To expect a response from the political parties of Bangladesh was out of the question, but even the writers and cultural activists were mute! It's unfortunate that Bangladesh society has become very intolerant of late. Only a few years ago another Bangalee writer, Poet Shamsur Rahman, was attacked by some hit-men in his own house. The attackers could not do more harm then because of the immediate action by Rahman's neighbors.

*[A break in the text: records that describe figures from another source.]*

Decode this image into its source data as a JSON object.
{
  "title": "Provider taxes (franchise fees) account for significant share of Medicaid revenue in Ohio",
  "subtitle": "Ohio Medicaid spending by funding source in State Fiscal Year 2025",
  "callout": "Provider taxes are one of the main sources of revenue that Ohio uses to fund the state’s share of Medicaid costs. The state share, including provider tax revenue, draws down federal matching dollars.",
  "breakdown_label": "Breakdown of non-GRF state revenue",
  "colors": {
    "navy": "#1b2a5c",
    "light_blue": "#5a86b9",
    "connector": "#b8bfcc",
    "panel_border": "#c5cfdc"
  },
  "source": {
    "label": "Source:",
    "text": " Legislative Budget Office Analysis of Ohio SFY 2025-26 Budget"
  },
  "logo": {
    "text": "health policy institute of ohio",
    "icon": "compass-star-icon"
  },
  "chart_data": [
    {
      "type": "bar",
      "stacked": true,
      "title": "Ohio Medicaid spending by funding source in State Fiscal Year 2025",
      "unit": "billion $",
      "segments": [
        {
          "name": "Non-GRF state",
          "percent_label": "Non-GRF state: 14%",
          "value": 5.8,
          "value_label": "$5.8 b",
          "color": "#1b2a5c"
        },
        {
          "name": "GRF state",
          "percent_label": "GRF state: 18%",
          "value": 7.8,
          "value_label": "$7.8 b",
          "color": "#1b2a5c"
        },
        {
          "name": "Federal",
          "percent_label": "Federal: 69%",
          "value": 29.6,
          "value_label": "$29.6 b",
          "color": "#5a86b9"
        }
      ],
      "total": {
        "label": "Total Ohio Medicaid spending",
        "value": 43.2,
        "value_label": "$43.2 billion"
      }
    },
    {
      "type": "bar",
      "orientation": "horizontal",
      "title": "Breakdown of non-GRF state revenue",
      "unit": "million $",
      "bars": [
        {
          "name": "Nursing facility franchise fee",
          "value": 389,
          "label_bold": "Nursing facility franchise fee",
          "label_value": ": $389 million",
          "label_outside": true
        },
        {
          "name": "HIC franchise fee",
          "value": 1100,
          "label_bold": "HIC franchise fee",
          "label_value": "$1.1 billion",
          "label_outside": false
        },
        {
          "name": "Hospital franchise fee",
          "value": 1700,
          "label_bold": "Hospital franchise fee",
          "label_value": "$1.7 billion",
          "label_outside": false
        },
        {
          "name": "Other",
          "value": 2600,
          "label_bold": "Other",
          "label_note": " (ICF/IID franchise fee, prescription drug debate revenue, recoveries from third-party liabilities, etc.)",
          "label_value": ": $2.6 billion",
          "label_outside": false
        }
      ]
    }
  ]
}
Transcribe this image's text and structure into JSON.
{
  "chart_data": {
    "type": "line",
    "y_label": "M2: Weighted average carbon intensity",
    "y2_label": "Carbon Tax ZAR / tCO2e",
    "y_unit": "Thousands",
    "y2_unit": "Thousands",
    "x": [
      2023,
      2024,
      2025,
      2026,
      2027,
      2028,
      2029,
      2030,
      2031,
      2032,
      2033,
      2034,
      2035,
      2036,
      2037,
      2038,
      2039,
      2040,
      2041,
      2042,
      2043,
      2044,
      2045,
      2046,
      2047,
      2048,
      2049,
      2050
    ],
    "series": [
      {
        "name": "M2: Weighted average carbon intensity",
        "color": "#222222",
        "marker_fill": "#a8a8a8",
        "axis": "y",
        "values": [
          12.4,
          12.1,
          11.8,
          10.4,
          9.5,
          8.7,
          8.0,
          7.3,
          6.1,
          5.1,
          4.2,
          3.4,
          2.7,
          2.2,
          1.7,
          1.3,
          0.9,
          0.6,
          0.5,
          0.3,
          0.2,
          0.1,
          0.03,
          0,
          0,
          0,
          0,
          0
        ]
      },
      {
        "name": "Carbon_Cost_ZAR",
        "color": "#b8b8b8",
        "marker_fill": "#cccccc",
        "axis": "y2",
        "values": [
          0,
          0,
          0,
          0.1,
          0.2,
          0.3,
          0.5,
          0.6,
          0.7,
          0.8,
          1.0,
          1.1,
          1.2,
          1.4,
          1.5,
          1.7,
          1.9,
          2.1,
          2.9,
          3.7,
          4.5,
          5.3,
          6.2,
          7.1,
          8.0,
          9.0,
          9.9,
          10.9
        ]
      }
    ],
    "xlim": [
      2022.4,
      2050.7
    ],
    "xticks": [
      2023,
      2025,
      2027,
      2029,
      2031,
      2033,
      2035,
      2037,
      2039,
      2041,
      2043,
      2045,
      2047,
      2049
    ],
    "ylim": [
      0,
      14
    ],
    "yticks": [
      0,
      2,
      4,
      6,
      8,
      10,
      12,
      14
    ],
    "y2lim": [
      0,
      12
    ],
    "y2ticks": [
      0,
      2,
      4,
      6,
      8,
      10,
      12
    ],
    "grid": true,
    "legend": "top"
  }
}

The fanatic Mullahs in Bangladesh have also issued threats against Taslima Nasrin, another valiant writer of our forum. She took up the woman's rights issue and wrote against the riots in days after the demolition of Babri Masjid. Additionally, many other freethinkers, educationists, prominent members of the civil society, and even some well-respected politicians such as Dr. Kamal Hossain have either received physical threats or had their civil rights grossly violated. A list of such persons who lost their lives, endured such attacks, or received death threats from extremists is now available at the Mukto-Mona web-site (www.mukto-mona.com).
Bangladesh is now at a crossroad. The government should apprehend the perpetrators of this crime and attempt to bring a swift end to this kind of attack upon intelligentsia. Free speech is a hallmark of liberal democracy. Bangladesh society should "go the extra mile" in fostering free speech in the four corners of our ancestral land.